Feline USG Predictor v1.5a

Estimation of Urine Specific Gravity from Serum Chemistry, CBC, and Patient Age  |  Memorial Cat Hospital  |  March 2026

What’s new in v1.5a: Reduced from 7 to 5 input features, dropping Amylase and Cholesterol. During pilot deployment at Memorial Cat Hospital, we found that these two analytes are not consistently included on every panel, limiting the number of patients who could be screened. Removing them increases patient eligibility while maintaining nearly identical accuracy. Sensitivity: 84.9%; Specificity: 75.5%. New: per-prediction explanations show which values are driving each result.
Contents
  1. Clinical Rationale
  2. What Changed in v1.5a
  3. Algorithm & Inputs
  4. Performance Metrics
  5. Confusion Matrix
  6. Threshold Tuning
  7. Feature Importance
  8. Prediction Explanations
  9. Version History
  10. Limitations
  11. Study Population

1. Clinical Rationale

Urine Specific Gravity is a cornerstone of feline renal assessment. IRIS staging of Chronic Kidney Disease incorporates USG alongside creatinine and SDMA to differentiate stages and guide management. Loss of concentrating ability (USG <1.035 in cats) is frequently among the earliest detectable signs of tubular dysfunction, often preceding azotemia.
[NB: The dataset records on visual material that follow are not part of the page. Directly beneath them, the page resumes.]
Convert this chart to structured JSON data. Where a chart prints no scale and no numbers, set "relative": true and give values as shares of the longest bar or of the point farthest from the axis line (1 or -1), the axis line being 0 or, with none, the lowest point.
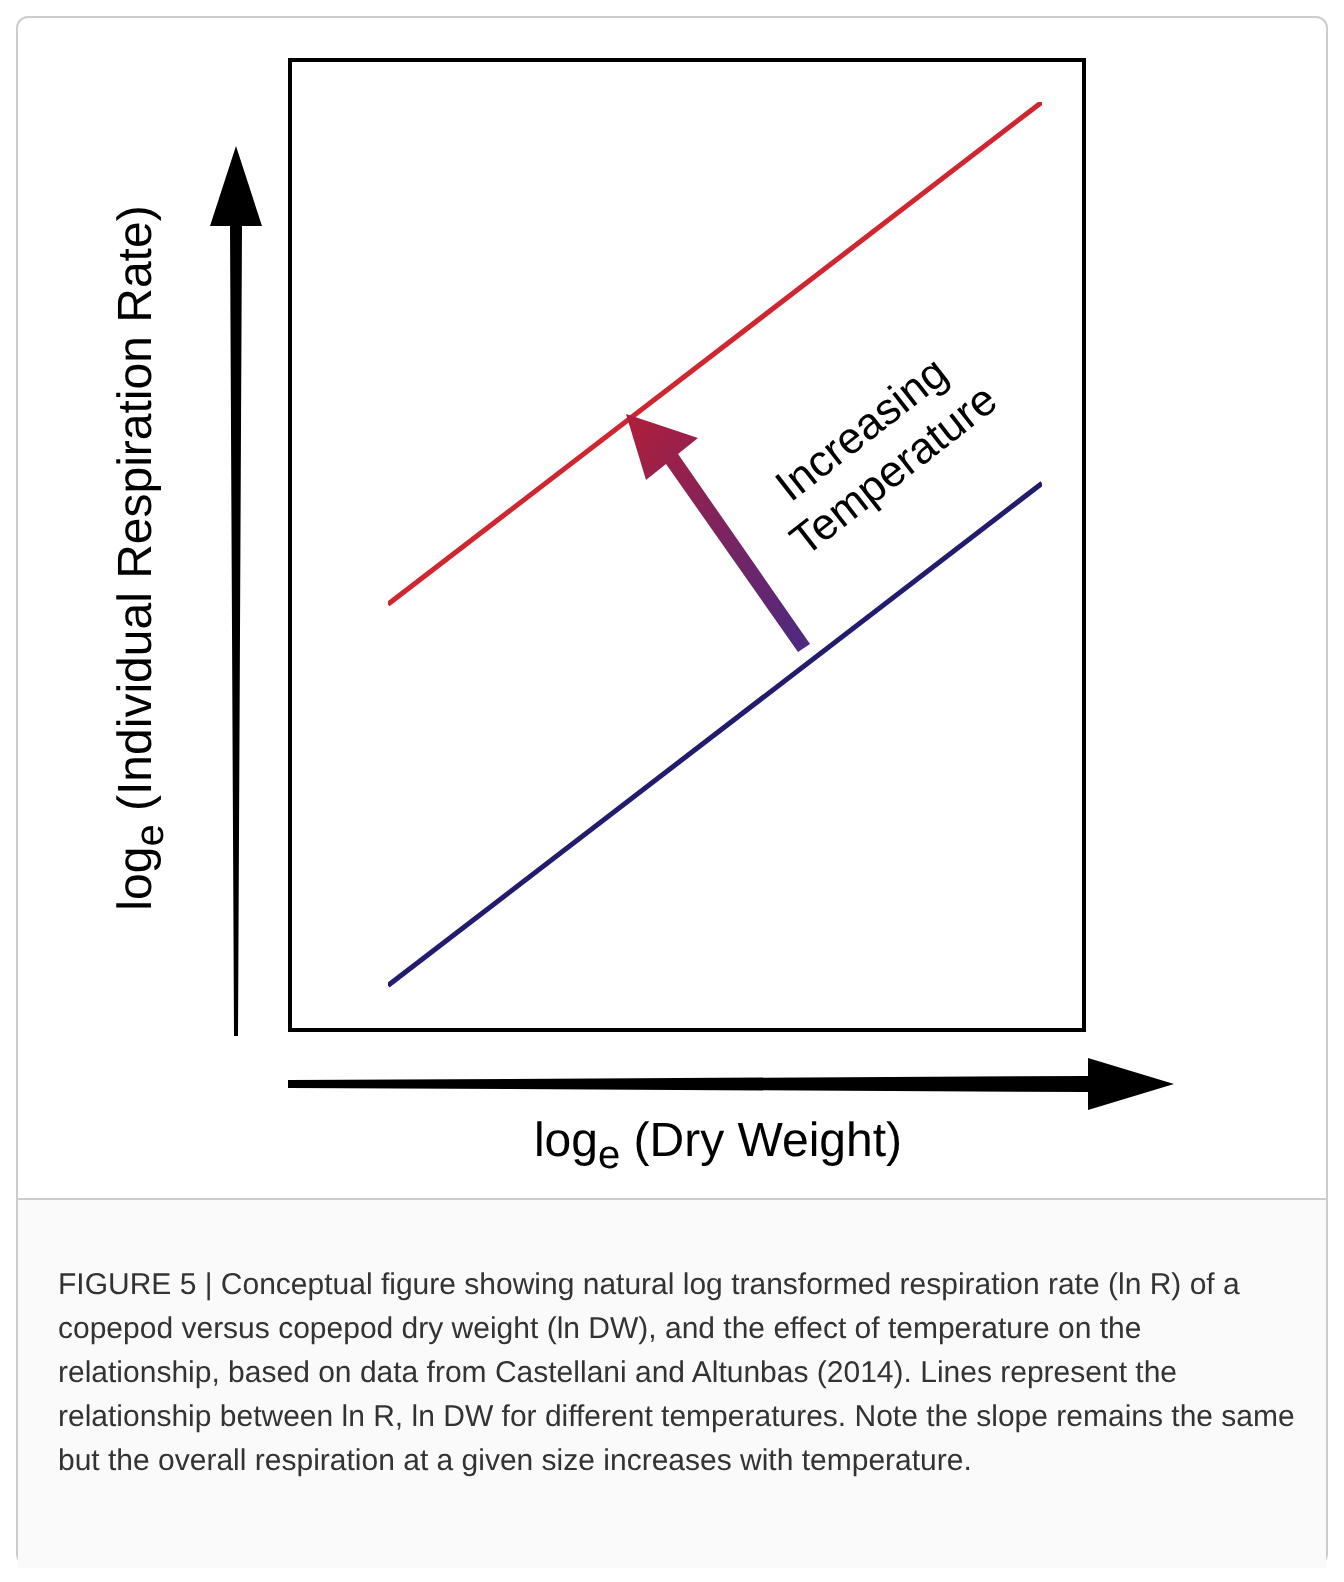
{
  "chart_data": {
    "type": "line",
    "relative": true,
    "xlabel": "log$_{e}$ (Dry Weight)",
    "ylabel": "log$_{e}$ (Individual Respiration Rate)",
    "categories": [
      null,
      null
    ],
    "legend": false,
    "marker": "none",
    "series": [
      {
        "color": "#d0262f",
        "values": [
          0.46,
          1
        ]
      },
      {
        "color": "#221c6e",
        "values": [
          0.05,
          0.59
        ]
      }
    ],
    "annotations": [
      "Increasing Temperature",
      "FIGURE 5 | Conceptual figure showing natural log transformed respiration rate (ln R) of a copepod versus copepod dry weight (ln DW), and the effect of temperature on the relationship, based on data from Castellani and Altunbas (2014). Lines represent the relationship between ln R, ln DW for different temperatures. Note the slope remains the same but the overall respiration at a given size increases with temperature."
    ]
  }
}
However, urine collection is not always achievable at the time of presentation. An empty bladder, patient temperament, contraindications to cystocentesis (coagulopathy, abdominal masses), or client constraints may preclude urinalysis.

The Gap: In our dataset of 3,642 feline visits over 4 years, only 1,506 (41%) included a urinalysis. In the remaining 2,136 visits, renal concentrating ability was unknown despite bloodwork being available.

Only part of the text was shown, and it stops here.